Designers created a dress for Access Hollywood reporter Nancy O'Dell to wear to the Grammys. The designers had $300 and two days to complete the design.

- Judges: Heidi Klum, Nina Garcia, Michael Kors
- Guest Judge: Nancy O'Dell

WINNER: Wendy
ELIMINATED: Austin

- Note: Nancy O'Dell wore an altered version of Wendy's design.

===Episode 10: Reunion===
Original airdate: February 16, 2005

All of the participating designers gathered for a reunion hosted by Heidi Klum and Tim Gunn on the eve of Olympus New York Fashion Week at which the final three designers displayed their collections.

===Episode 11: Finale===
Original airdate: February 23, 2005

The final three designers—Jay, Kara Saun and Wendy—were visited by Tim Gunn at their homes to show the progress of their collections. Each designer created a twelve piece collection for a showing at New York Olympus Fashion Week. Kara Saun had designer shoes created for her collection, however producers determined that was in breach of the contract.

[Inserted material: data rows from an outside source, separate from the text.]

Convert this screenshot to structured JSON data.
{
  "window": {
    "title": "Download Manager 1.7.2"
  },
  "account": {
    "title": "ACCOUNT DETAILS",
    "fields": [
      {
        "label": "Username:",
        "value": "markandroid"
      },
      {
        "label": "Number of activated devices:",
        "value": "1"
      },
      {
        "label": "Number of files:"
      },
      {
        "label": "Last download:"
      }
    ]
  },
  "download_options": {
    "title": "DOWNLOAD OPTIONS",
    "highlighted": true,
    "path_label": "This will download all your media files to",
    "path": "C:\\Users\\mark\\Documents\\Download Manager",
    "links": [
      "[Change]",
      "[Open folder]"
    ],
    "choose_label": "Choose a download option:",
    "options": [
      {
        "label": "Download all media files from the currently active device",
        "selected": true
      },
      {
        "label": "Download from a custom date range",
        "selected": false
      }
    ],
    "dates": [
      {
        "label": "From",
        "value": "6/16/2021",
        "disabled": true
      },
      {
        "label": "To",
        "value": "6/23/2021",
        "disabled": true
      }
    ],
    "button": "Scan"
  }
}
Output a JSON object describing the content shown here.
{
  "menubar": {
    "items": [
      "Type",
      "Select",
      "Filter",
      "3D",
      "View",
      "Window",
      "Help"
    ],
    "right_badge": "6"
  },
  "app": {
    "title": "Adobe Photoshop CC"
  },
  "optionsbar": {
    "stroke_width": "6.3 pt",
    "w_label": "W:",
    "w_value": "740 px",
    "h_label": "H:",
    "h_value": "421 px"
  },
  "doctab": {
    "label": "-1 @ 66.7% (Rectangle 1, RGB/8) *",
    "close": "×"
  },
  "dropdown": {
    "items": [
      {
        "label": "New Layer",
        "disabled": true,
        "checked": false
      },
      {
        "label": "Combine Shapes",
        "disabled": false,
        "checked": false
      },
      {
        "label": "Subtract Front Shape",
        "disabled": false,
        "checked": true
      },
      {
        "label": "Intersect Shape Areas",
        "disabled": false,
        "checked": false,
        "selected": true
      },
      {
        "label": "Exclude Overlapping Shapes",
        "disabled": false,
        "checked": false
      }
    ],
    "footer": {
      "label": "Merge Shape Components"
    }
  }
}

- Judges: Heidi Klum, Nina Garcia, Michael Kors
- Guest Judge: Parker Posey

WINNER: Jay
ELIMINATED: Kara (first runner-up), Wendy (second runner-up)

==Reception==
Before the Fashion Week, Alessandra Stanley of The New York Times in mid-February 2005 found Jay McCarroll and Kara Saun "more talented and far more pleasant, and they [both] deserved to be finalists." Jill Radsken of Boston Herald also found McCarroll and Saun "worthy of the $100,000 and Banana Republic mentorship" and thought that Pepper should receive "her comeuppance", especially for being "a reality TV producer's dream" and focusing more on "her strategy (step on everyone else) than her designs".

In the Fashion Week, McCarroll and Saun became the judges' only plausible choices, despite flaws in their finale collections, when Pepper was out of the judges' consideration for the win. Most fans of the series thought the same as the judges, noted Penelope M. Carrington of Richmond Times-Dispatch.

In 2011, Vicky Hyman of The Star-Ledger considered crowning McCarroll winner over Saun "[m]ost surprising (but not undeserved)" of the first eight seasons.